Последующие два дня я почти всё время сплю или лежу в дрёме. Вампир не появляется; где он проводит опасные для себя часы, я не имею понятия. Холодильник под завязку набит готовыми обедами. Я разогреваю их в микроволновке. Без одеяла лежать неуютно: я нахожу в гардеробе отличный летний плащ и укрываюсь им.
Утром третьего дня меня будит прикосновение к плечу. Открыв глаза, я вижу Батори с блюдечком в руках. На красной керамике — непонятная глянцевито блестящая лепёшка. Левое запястье упыря залеплено пластырем.
— Воскресенье, — коротко поясняет он. — Вам надо поесть крови.
— Это что… ваша?
— Вы предпочитаете другой марки в это время суток?
— А она что, сырая, что ли?
— А надо было отварить?
— Отварить, пожарить, что угодно. Я же не дикарь из Папуа Новой Гвинеи! Я обычно жарю.
Батори очевидно удивлён.
— И на чём? Подсолнечное масло, сливочное, сало, маргарин?
— А сало есть?
— Есть немного.
— Ну и отлично.
Батори поднимается с колен:
— Впервые в жизни жарю собственную кровь, да ещё со шкварками!
Через несколько минут с кухни доносится вкусный запах. Я кричу:
— Если можно, с горячим сладким кофе!
Вампир не отзывается, но когда он возвращается, у него в руках поднос, а на нём тарелка с поджаренной кровью и чашка. Батори грациозно опускается на колени и ставит поднос на пол. Возле тарелки лежит изящная мельхиоровая вилочка.
— Ух! Как в лучших домах Вены! — восхищаюсь я, поднимаясь на локте. — Данке шён[2]!

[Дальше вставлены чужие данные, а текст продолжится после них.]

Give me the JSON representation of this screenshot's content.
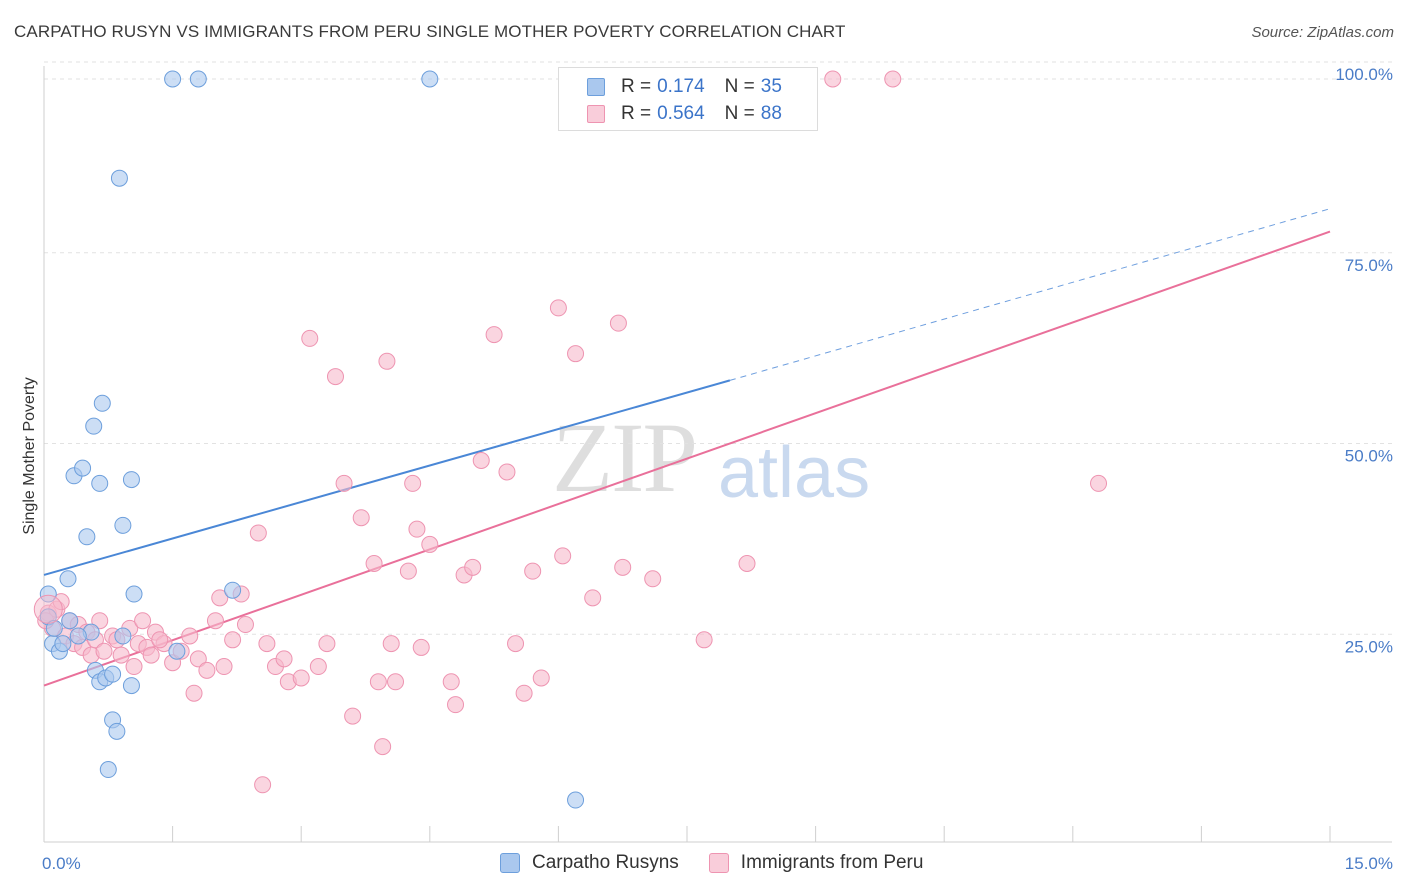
{
  "header": {
    "title": "CARPATHO RUSYN VS IMMIGRANTS FROM PERU SINGLE MOTHER POVERTY CORRELATION CHART",
    "source": "Source: ZipAtlas.com"
  },
  "watermark": {
    "zip": "ZIP",
    "atlas": "atlas"
  },
  "legend": {
    "rows": [
      {
        "r_label": "R =",
        "r_value": "0.174",
        "n_label": "N =",
        "n_value": "35",
        "color": "#aac8ee"
      },
      {
        "r_label": "R =",
        "r_value": "0.564",
        "n_label": "N =",
        "n_value": "88",
        "color": "#f6b9cc"
      }
    ]
  },
  "bottom_legend": {
    "items": [
      {
        "label": "Carpatho Rusyns",
        "color": "#aac8ee"
      },
      {
        "label": "Immigrants from Peru",
        "color": "#f6b9cc"
      }
    ]
  },
  "chart_data": {
    "type": "scatter",
    "title": "CARPATHO RUSYN VS IMMIGRANTS FROM PERU SINGLE MOTHER POVERTY CORRELATION CHART",
    "xlabel": "",
    "ylabel": "Single Mother Poverty",
    "xlim": [
      0,
      15
    ],
    "ylim": [
      0,
      102
    ],
    "x_tick_labels": [
      "0.0%",
      "15.0%"
    ],
    "y_tick_values": [
      25,
      50,
      75,
      100
    ],
    "y_tick_labels": [
      "25.0%",
      "50.0%",
      "75.0%",
      "100.0%"
    ],
    "grid": true,
    "legend_position": "top-center",
    "series": [
      {
        "name": "Carpatho Rusyns",
        "color": "#4a87d6",
        "fill": "#aac8ee",
        "points": [
          [
            0.05,
            32.5
          ],
          [
            0.05,
            29.5
          ],
          [
            0.1,
            26.0
          ],
          [
            0.12,
            28.0
          ],
          [
            0.18,
            25.0
          ],
          [
            0.22,
            26.0
          ],
          [
            0.28,
            34.5
          ],
          [
            0.35,
            48.0
          ],
          [
            0.45,
            49.0
          ],
          [
            0.5,
            40.0
          ],
          [
            0.55,
            27.5
          ],
          [
            0.58,
            54.5
          ],
          [
            0.6,
            22.5
          ],
          [
            0.65,
            47.0
          ],
          [
            0.65,
            21.0
          ],
          [
            0.68,
            57.5
          ],
          [
            0.72,
            21.5
          ],
          [
            0.75,
            9.5
          ],
          [
            0.8,
            16.0
          ],
          [
            0.8,
            22.0
          ],
          [
            0.85,
            14.5
          ],
          [
            0.88,
            87.0
          ],
          [
            0.92,
            27.0
          ],
          [
            0.92,
            41.5
          ],
          [
            1.02,
            47.5
          ],
          [
            1.02,
            20.5
          ],
          [
            1.05,
            32.5
          ],
          [
            1.5,
            100.0
          ],
          [
            1.55,
            25.0
          ],
          [
            1.8,
            100.0
          ],
          [
            2.2,
            33.0
          ],
          [
            4.5,
            100.0
          ],
          [
            6.2,
            5.5
          ],
          [
            0.4,
            27.0
          ],
          [
            0.3,
            29.0
          ]
        ],
        "trend": {
          "x": [
            0,
            8.0
          ],
          "y": [
            35.0,
            60.5
          ],
          "extended": {
            "x": [
              8.0,
              15.0
            ],
            "y": [
              60.5,
              83.0
            ]
          }
        }
      },
      {
        "name": "Immigrants from Peru",
        "color": "#e9709a",
        "fill": "#f6b9cc",
        "points": [
          [
            0.05,
            30.0
          ],
          [
            0.1,
            28.0
          ],
          [
            0.15,
            30.5
          ],
          [
            0.25,
            27.0
          ],
          [
            0.3,
            29.0
          ],
          [
            0.35,
            26.0
          ],
          [
            0.4,
            28.5
          ],
          [
            0.45,
            25.5
          ],
          [
            0.5,
            27.5
          ],
          [
            0.55,
            24.5
          ],
          [
            0.6,
            26.5
          ],
          [
            0.65,
            29.0
          ],
          [
            0.7,
            25.0
          ],
          [
            0.8,
            27.0
          ],
          [
            0.85,
            26.5
          ],
          [
            0.9,
            24.5
          ],
          [
            1.0,
            28.0
          ],
          [
            1.05,
            23.0
          ],
          [
            1.1,
            26.0
          ],
          [
            1.2,
            25.5
          ],
          [
            1.25,
            24.5
          ],
          [
            1.3,
            27.5
          ],
          [
            1.4,
            26.0
          ],
          [
            1.5,
            23.5
          ],
          [
            1.6,
            25.0
          ],
          [
            1.7,
            27.0
          ],
          [
            1.75,
            19.5
          ],
          [
            1.8,
            24.0
          ],
          [
            1.9,
            22.5
          ],
          [
            2.0,
            29.0
          ],
          [
            2.1,
            23.0
          ],
          [
            2.2,
            26.5
          ],
          [
            2.3,
            32.5
          ],
          [
            2.35,
            28.5
          ],
          [
            2.5,
            40.5
          ],
          [
            2.55,
            7.5
          ],
          [
            2.6,
            26.0
          ],
          [
            2.7,
            23.0
          ],
          [
            2.8,
            24.0
          ],
          [
            2.85,
            21.0
          ],
          [
            3.0,
            21.5
          ],
          [
            3.1,
            66.0
          ],
          [
            3.2,
            23.0
          ],
          [
            3.3,
            26.0
          ],
          [
            3.4,
            61.0
          ],
          [
            3.5,
            47.0
          ],
          [
            3.6,
            16.5
          ],
          [
            3.7,
            42.5
          ],
          [
            3.85,
            36.5
          ],
          [
            3.9,
            21.0
          ],
          [
            3.95,
            12.5
          ],
          [
            4.0,
            63.0
          ],
          [
            4.05,
            26.0
          ],
          [
            4.1,
            21.0
          ],
          [
            4.25,
            35.5
          ],
          [
            4.3,
            47.0
          ],
          [
            4.35,
            41.0
          ],
          [
            4.4,
            25.5
          ],
          [
            4.5,
            39.0
          ],
          [
            4.75,
            21.0
          ],
          [
            4.8,
            18.0
          ],
          [
            4.9,
            35.0
          ],
          [
            5.0,
            36.0
          ],
          [
            5.1,
            50.0
          ],
          [
            5.25,
            66.5
          ],
          [
            5.4,
            48.5
          ],
          [
            5.5,
            26.0
          ],
          [
            5.6,
            19.5
          ],
          [
            5.7,
            35.5
          ],
          [
            5.8,
            21.5
          ],
          [
            6.0,
            70.0
          ],
          [
            6.05,
            37.5
          ],
          [
            6.2,
            64.0
          ],
          [
            6.4,
            32.0
          ],
          [
            6.5,
            100.0
          ],
          [
            6.7,
            68.0
          ],
          [
            6.75,
            36.0
          ],
          [
            7.1,
            34.5
          ],
          [
            7.7,
            26.5
          ],
          [
            8.2,
            36.5
          ],
          [
            9.2,
            100.0
          ],
          [
            9.9,
            100.0
          ],
          [
            12.3,
            47.0
          ],
          [
            0.2,
            31.5
          ],
          [
            0.02,
            29.0
          ],
          [
            1.15,
            29.0
          ],
          [
            1.35,
            26.5
          ],
          [
            2.05,
            32.0
          ]
        ],
        "trend": {
          "x": [
            0,
            15.0
          ],
          "y": [
            20.5,
            80.0
          ]
        }
      }
    ]
  }
}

— Ага! Вы мне впервые улыбнулись! — Батори садится по ту сторону подноса, вытягивая ноги.
— Не вам. Кофе, — возражаю я, не прекращая улыбаться. Напиток отлично заварен и восхитительно омывает мои вкусовые сосочки. — У меня к нему очень большое и светлое чувство.
— Ещё бы. У вампиров во время сна сильно понижается давление.

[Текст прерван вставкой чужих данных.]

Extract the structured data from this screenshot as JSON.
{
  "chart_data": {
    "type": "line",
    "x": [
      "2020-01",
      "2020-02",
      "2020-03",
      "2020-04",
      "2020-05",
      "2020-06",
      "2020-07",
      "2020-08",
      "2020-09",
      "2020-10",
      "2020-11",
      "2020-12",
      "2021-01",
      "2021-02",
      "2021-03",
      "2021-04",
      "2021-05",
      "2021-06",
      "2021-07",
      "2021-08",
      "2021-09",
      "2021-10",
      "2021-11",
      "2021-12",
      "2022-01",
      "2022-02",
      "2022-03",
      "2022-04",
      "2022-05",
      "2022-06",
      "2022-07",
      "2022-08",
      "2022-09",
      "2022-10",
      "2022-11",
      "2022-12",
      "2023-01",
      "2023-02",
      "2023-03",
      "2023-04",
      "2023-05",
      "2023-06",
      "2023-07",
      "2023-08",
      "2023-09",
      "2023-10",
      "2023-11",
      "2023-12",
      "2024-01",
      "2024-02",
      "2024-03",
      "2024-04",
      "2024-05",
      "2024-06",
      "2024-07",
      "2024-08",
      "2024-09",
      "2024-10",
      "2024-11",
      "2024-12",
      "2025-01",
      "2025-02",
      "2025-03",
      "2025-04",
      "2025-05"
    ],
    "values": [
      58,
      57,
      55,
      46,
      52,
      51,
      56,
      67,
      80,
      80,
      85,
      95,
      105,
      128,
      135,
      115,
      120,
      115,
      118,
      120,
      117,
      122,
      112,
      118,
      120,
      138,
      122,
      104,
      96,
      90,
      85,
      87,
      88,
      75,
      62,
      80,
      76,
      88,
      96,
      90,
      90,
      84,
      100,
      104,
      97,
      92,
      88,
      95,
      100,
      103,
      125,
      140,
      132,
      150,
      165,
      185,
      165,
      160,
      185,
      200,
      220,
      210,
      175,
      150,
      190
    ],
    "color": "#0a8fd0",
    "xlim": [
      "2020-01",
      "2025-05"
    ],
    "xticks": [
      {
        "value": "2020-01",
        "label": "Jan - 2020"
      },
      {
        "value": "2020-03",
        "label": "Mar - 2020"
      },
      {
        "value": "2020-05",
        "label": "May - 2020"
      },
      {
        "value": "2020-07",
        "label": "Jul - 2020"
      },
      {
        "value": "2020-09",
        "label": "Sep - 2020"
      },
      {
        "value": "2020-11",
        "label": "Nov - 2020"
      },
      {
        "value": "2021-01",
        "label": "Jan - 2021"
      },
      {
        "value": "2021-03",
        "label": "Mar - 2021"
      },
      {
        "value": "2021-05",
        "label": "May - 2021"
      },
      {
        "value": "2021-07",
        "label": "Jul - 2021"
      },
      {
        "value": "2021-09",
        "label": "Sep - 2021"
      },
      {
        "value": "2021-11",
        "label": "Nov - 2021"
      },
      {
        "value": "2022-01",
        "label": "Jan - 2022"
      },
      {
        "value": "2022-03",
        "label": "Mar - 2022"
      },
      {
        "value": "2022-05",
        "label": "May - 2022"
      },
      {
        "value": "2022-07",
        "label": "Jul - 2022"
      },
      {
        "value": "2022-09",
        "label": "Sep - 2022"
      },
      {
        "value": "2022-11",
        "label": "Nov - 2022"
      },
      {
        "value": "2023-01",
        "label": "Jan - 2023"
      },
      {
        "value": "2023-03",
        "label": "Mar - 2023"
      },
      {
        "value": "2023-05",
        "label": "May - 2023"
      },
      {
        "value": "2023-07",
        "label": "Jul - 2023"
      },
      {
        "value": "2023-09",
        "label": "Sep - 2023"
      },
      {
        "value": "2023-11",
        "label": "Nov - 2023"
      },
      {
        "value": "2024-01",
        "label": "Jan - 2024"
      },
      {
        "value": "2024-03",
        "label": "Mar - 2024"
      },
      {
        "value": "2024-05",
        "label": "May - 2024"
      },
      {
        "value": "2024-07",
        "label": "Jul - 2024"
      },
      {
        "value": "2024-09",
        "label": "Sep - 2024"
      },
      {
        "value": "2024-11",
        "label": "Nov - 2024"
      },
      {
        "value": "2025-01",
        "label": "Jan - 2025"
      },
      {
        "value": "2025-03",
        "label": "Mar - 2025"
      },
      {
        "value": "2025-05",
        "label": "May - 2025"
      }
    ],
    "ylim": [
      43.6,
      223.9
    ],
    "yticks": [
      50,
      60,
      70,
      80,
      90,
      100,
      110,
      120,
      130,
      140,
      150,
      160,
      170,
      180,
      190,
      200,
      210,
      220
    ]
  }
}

— Если вы забыли, я не вампир. Я «волчица».
— То есть, дочь вампира. И обладаете практически всеми свойствами вампиров в искажённом виде.
— Чего?!
— В лучших домах Вены не «чевокают», а говорят «простите?». Что же касается свойств, то вы отлично о них знаете, просто никогда не задумывались об их природе. Про давление я уже говорил, а вот ещё: любовь к ночному образу жизни, тонкое обоняние, повышенная чувствительность вкуса и осязания — отчего, кстати, боль вы чувствуете сильнее простых людей — и тут же противовесом умение частично отрешаться от боли одним усилием воли, отличное чувство своего тела, пластичность, выносливость, быстрое заживление ран и ушибов, повышенная чувствительность зрачков к свету, дающая возможность лучше видеть в темноте, быстрая реакция, умение частично контролировать процессы в организме силой воли, быстрый рост ногтей и волос, и, наконец, необходимость в поедании крови.
— Но это совершенно не та же самая необходимость! Мы питаемся как все люди, просто нам вампирская кровь нужна как лекарство, вроде инсулина для диабетиков, и всё.

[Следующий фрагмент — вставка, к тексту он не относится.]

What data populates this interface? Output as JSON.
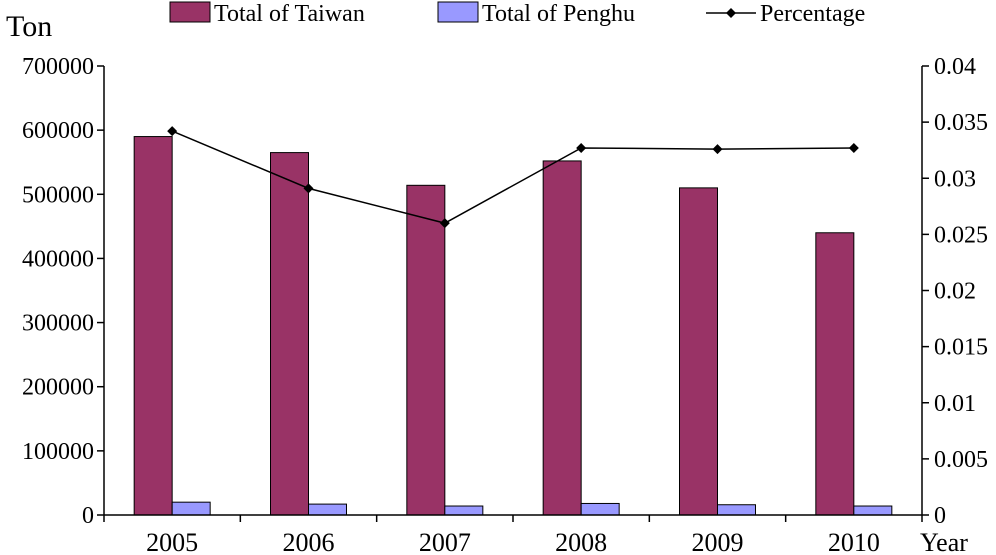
{
  "chart_data": {
    "type": "bar",
    "categories": [
      "2005",
      "2006",
      "2007",
      "2008",
      "2009",
      "2010"
    ],
    "series": [
      {
        "name": "Total of Taiwan",
        "type": "bar",
        "axis": "left",
        "values": [
          590000,
          565000,
          514000,
          552000,
          510000,
          440000
        ]
      },
      {
        "name": "Total of Penghu",
        "type": "bar",
        "axis": "left",
        "values": [
          20000,
          17000,
          14000,
          18000,
          16000,
          14000
        ]
      },
      {
        "name": "Percentage",
        "type": "line",
        "axis": "right",
        "values": [
          0.0342,
          0.0291,
          0.026,
          0.0327,
          0.0326,
          0.0327
        ]
      }
    ],
    "ylabel": "Ton",
    "xlabel": "Year",
    "ylim": [
      0,
      700000
    ],
    "yticks": [
      "0",
      "100000",
      "200000",
      "300000",
      "400000",
      "500000",
      "600000",
      "700000"
    ],
    "y2lim": [
      0,
      0.04
    ],
    "y2ticks": [
      "0",
      "0.005",
      "0.01",
      "0.015",
      "0.02",
      "0.025",
      "0.03",
      "0.035",
      "0.04"
    ],
    "grid": false,
    "legend_position": "top",
    "colors": {
      "taiwan": "#993366",
      "penghu": "#9999ff",
      "percentage": "#000000"
    }
  }
}
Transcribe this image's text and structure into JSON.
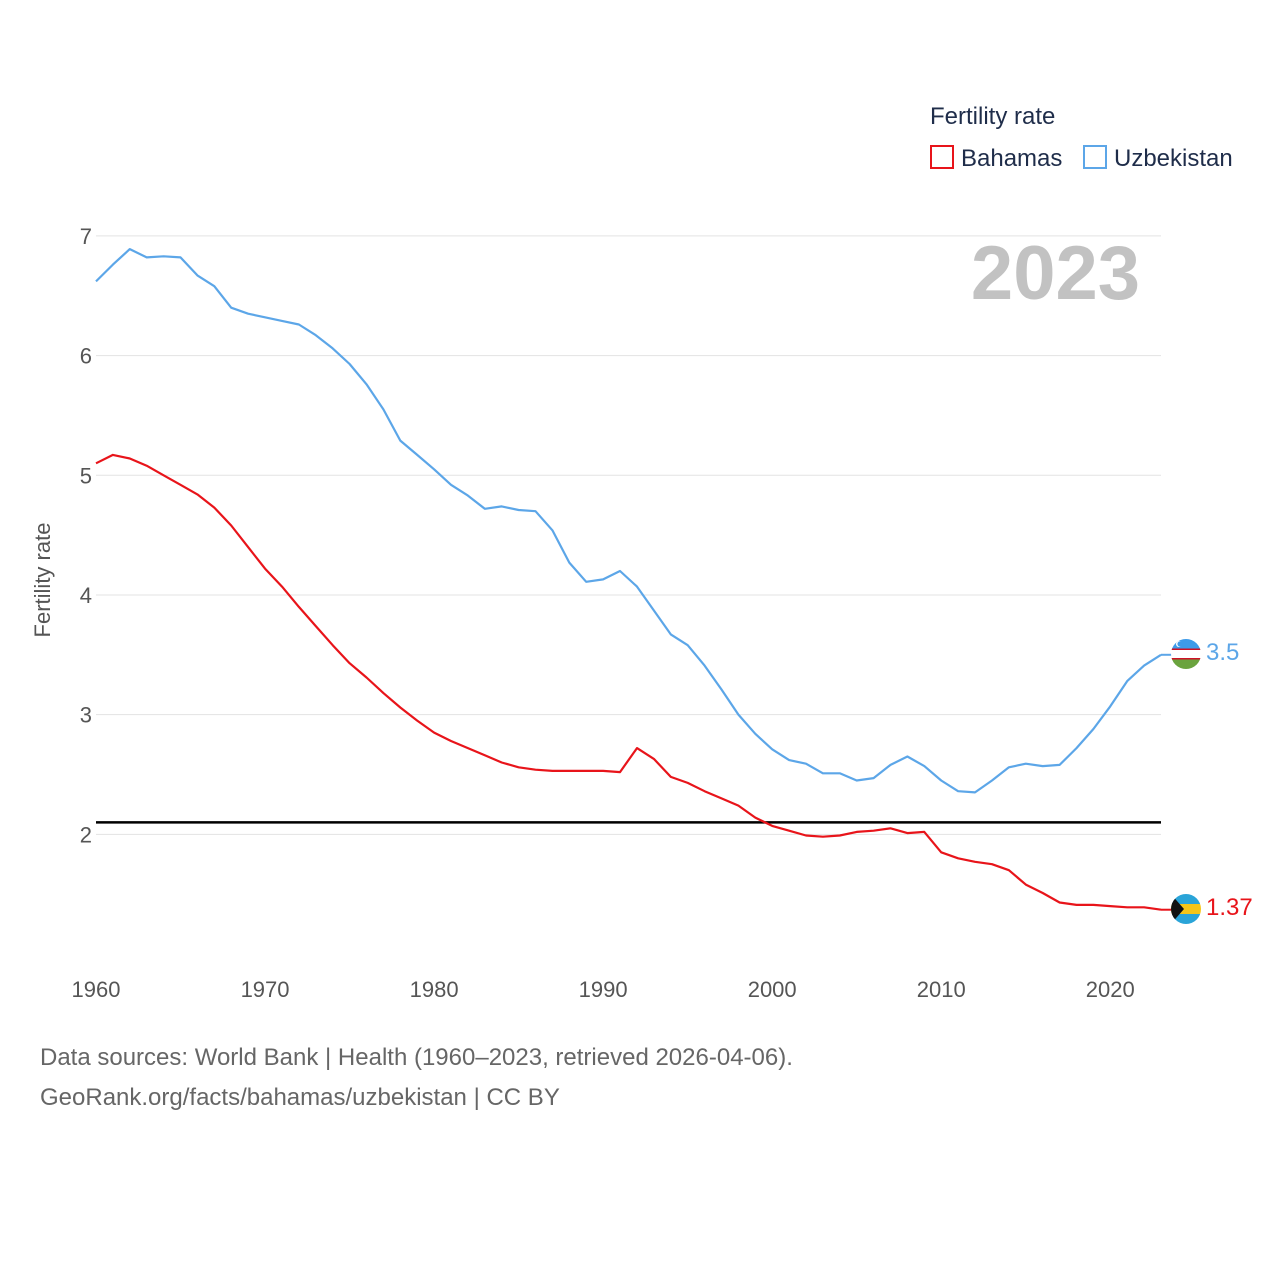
{
  "chart_data": {
    "type": "line",
    "title": "Fertility rate",
    "ylabel": "Fertility rate",
    "xlabel": "",
    "year_label": "2023",
    "xlim": [
      1960,
      2023
    ],
    "ylim": [
      1,
      7.3
    ],
    "x_ticks": [
      1960,
      1970,
      1980,
      1990,
      2000,
      2010,
      2020
    ],
    "y_ticks": [
      2,
      3,
      4,
      5,
      6,
      7
    ],
    "reference_line": {
      "value": 2.1,
      "color": "#000000"
    },
    "legend_position": "top-right",
    "years": [
      1960,
      1961,
      1962,
      1963,
      1964,
      1965,
      1966,
      1967,
      1968,
      1969,
      1970,
      1971,
      1972,
      1973,
      1974,
      1975,
      1976,
      1977,
      1978,
      1979,
      1980,
      1981,
      1982,
      1983,
      1984,
      1985,
      1986,
      1987,
      1988,
      1989,
      1990,
      1991,
      1992,
      1993,
      1994,
      1995,
      1996,
      1997,
      1998,
      1999,
      2000,
      2001,
      2002,
      2003,
      2004,
      2005,
      2006,
      2007,
      2008,
      2009,
      2010,
      2011,
      2012,
      2013,
      2014,
      2015,
      2016,
      2017,
      2018,
      2019,
      2020,
      2021,
      2022,
      2023
    ],
    "series": [
      {
        "name": "Bahamas",
        "color": "#e8141a",
        "end_label": "1.37",
        "values": [
          5.1,
          5.17,
          5.14,
          5.08,
          5.0,
          4.92,
          4.84,
          4.73,
          4.58,
          4.4,
          4.22,
          4.07,
          3.9,
          3.74,
          3.58,
          3.43,
          3.31,
          3.18,
          3.06,
          2.95,
          2.85,
          2.78,
          2.72,
          2.66,
          2.6,
          2.56,
          2.54,
          2.53,
          2.53,
          2.53,
          2.53,
          2.52,
          2.72,
          2.63,
          2.48,
          2.43,
          2.36,
          2.3,
          2.24,
          2.14,
          2.07,
          2.03,
          1.99,
          1.98,
          1.99,
          2.02,
          2.03,
          2.05,
          2.01,
          2.02,
          1.85,
          1.8,
          1.77,
          1.75,
          1.7,
          1.58,
          1.51,
          1.43,
          1.41,
          1.41,
          1.4,
          1.39,
          1.39,
          1.37
        ]
      },
      {
        "name": "Uzbekistan",
        "color": "#5ca6e8",
        "end_label": "3.5",
        "values": [
          6.62,
          6.76,
          6.89,
          6.82,
          6.83,
          6.82,
          6.67,
          6.58,
          6.4,
          6.35,
          6.32,
          6.29,
          6.26,
          6.17,
          6.06,
          5.93,
          5.76,
          5.55,
          5.29,
          5.17,
          5.05,
          4.92,
          4.83,
          4.72,
          4.74,
          4.71,
          4.7,
          4.54,
          4.27,
          4.11,
          4.13,
          4.2,
          4.07,
          3.87,
          3.67,
          3.58,
          3.41,
          3.21,
          3.0,
          2.84,
          2.71,
          2.62,
          2.59,
          2.51,
          2.51,
          2.45,
          2.47,
          2.58,
          2.65,
          2.57,
          2.45,
          2.36,
          2.35,
          2.45,
          2.56,
          2.59,
          2.57,
          2.58,
          2.72,
          2.88,
          3.07,
          3.28,
          3.41,
          3.5
        ]
      }
    ]
  },
  "footer": {
    "line1": "Data sources: World Bank | Health (1960–2023, retrieved 2026-04-06).",
    "line2": "GeoRank.org/facts/bahamas/uzbekistan | CC BY"
  }
}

— Вот и я говорю, наши свойства в вас искажены.
— Вы… вы… вы отвратительны. Я больна — по вашей вине, между прочим — а вы говорите мне мерзости. Ещё и за едой.
— Ну, простите. Ваше невежество меня провоцирует.
Я молча съедаю шкварки и кровь и допиваю кофе. Когда Батори берётся за поднос, я нахожу по-настоящему сильный аргумент:
— В отличие от вас, мы не убийцы. И это главное.
— Неужто? А как вы до сих пор добывали себе кровь? Честно покупали? Принимали в дар? Выменивали? — голос Батори впервые с нашей встречи в отеле свиданий резок.
— Я уничтожала убийц, мертвецов. Это кара, а не убийство!
— И что, вы каждого, как вы выражаетесь, мертвеца лично проверяли на виновность? Может быть, следствие проводили?
— Да идите лесом!
Упырь уносит посуду на кухню. Я слышу, как он её моет, потом проходит по коридору и хлопает входной дверью. В замке проворачивается ключ.
В кои-то веки было хорошее настроение. Взял да испортил.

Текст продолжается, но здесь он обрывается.